Motivated to become a physical therapist after caring for a disabled neighbor, Zofia brings compassion and skill to her new role as the leader of The New Jewish Home’s excellent rehabilitation therapy team.

The New Jewish Home, Manhattan’s rehabilitation therapy program has a strong reputation of excellence. Zofia Tryjanski oversees the program as the recently promoted director of rehabilitation. She was first hired as a rehabilitation supervisor in 2013, and became assistant director in 2020. When she arrived at The New Jewish Home, Zofia was impressed by the quality of the team, the innovative approach to treatment and the excellent cardiac rehabilitation program.

Her career path began when, as a young mother, she had the opportunity to be a caregiver to her quadriplegic landlord. Learning how to care for a disabled person—helping him transfer to and from his bed, using a ramp, setting up a shower—was new and fascinating to her. “I learned so much from my day-to-day interactions with my landlord, and I gained expertise that I’m still using today,” she said.

Motivated by her experience, she applied to school to become a physical therapist. (Her daughter, who always watched her mother studying and sometimes even came along with her to classes, is now a doctor herself.)

Zofia supervises the physical and occupational therapists who work with Jewish Home’s long-term residents and short-term patients who are recovering from surgery or illness.

When a subacute patient arrives from the hospital, Zofia reviews their chart and then interviews the patient. “We can learn everything from them. They will tell us what they were doing before they went to the hospital, that’s most important. Even if there’s a deficit in cognition, we listen carefully to them. If they can’t provide a history, we contact their family to find out. We ask: What was your mother like before she came here?” Zofia and the therapists then establish long-term and short-term goals. “The outcome relies on the entire team,” she said: physical and occupational therapists, social worker, psychologist, spiritual services. “It’s a team effort to have the best outcome and plan a safe discharge.”

For the long-term population, she said, every patient is assessed quarterly and annually. “We establish what they can and can’t do independently. As people age, our goals are to prevent loss of function and preserve their dignity.” The team conducts weekly rounds to assess issues like loss of range of motion, pressure injuries, balance issues, and difficulty with movement. “Even minimal changes in medical status can contribute to a decline, so patients need frequent interventions from PTs and OTs to maintain their mobility and the activities of daily living,” Zofia said.

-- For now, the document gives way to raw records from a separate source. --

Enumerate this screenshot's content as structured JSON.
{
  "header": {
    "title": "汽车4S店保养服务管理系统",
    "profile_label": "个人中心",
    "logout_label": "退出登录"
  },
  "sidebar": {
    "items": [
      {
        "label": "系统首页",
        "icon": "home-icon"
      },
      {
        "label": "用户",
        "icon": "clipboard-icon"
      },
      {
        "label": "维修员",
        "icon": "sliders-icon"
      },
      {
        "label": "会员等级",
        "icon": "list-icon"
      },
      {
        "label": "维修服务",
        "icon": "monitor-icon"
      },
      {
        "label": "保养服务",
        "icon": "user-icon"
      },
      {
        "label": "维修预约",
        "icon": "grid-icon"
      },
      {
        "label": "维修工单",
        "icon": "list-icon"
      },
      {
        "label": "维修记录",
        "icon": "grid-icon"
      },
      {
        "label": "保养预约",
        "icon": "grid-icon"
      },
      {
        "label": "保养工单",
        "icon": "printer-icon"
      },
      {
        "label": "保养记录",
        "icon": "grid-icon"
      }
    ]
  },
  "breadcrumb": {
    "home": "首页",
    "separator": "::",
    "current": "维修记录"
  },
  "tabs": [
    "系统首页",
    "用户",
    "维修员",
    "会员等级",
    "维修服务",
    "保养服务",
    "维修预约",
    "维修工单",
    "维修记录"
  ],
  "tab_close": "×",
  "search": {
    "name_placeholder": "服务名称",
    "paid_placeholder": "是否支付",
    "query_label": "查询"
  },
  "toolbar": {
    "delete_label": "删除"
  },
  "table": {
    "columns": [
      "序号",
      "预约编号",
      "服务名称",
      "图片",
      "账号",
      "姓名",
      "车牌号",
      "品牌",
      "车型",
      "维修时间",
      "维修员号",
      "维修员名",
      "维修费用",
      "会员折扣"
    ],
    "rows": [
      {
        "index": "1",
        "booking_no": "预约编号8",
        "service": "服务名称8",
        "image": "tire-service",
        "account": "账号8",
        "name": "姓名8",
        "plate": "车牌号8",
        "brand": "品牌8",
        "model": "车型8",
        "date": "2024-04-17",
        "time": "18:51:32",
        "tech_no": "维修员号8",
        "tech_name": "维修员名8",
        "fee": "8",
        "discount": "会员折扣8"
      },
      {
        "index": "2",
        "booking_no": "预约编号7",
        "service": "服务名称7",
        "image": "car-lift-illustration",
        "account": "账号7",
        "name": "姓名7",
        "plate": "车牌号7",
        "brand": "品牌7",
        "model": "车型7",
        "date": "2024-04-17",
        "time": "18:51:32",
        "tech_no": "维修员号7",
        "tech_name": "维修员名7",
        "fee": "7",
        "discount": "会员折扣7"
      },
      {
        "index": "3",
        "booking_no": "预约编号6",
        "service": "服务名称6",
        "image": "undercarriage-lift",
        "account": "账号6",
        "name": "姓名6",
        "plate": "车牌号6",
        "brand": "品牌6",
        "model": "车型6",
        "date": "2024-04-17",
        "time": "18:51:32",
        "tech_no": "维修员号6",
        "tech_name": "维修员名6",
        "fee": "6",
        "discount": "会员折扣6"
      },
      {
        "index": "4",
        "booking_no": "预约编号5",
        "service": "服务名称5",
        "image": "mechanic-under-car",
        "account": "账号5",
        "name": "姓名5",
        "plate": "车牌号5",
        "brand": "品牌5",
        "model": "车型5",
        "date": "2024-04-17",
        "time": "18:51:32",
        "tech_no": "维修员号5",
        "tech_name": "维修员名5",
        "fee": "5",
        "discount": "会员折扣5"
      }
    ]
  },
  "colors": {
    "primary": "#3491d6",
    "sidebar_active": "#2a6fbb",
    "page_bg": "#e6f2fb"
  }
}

Conventional wisdom, Zofia said, discourages therapists from developing relationships with patients. But for patients who live here, “it’s difficult to fully separate the personal from professional. Rehabilitation therapists and their patients spend a great amount of one-on-one time together. We learn so much from their life experiences. They share recipes, daily life advice—the trusting bond we create is invaluable.”

Rehabilitation therapists are thus often the ones to recognize patient needs, signs of depression, and other issues of concern. “Of course, we’re doing physical activities with them, like lifting weights, but sometimes it’s important to just sit at the edge of the bed and listen to them share their concerns — they want to be heard. It’s very rewarding for us, and we are often the ones who bring to the nurse’s attention that a patient should be seen by a psychologist, or that their family should be contacted.”

For Zofia, no two days are the same. “Every patient changes from day to day. What a patient was able to do yesterday may be different today. We interact with people—we’re responsible for someone’s father, someone’s wife. One of the most important things I’ve learned in my years of experience is that we cannot rush when we perform evaluations and assessments. I don’t leave a patient’s room until I know their needs are met.”

If she had to do it all over again, Zofia reflected, “I would never choose any other field. It’s so rewarding to meet patients’ needs and goals so they can still enjoy a beautiful life.”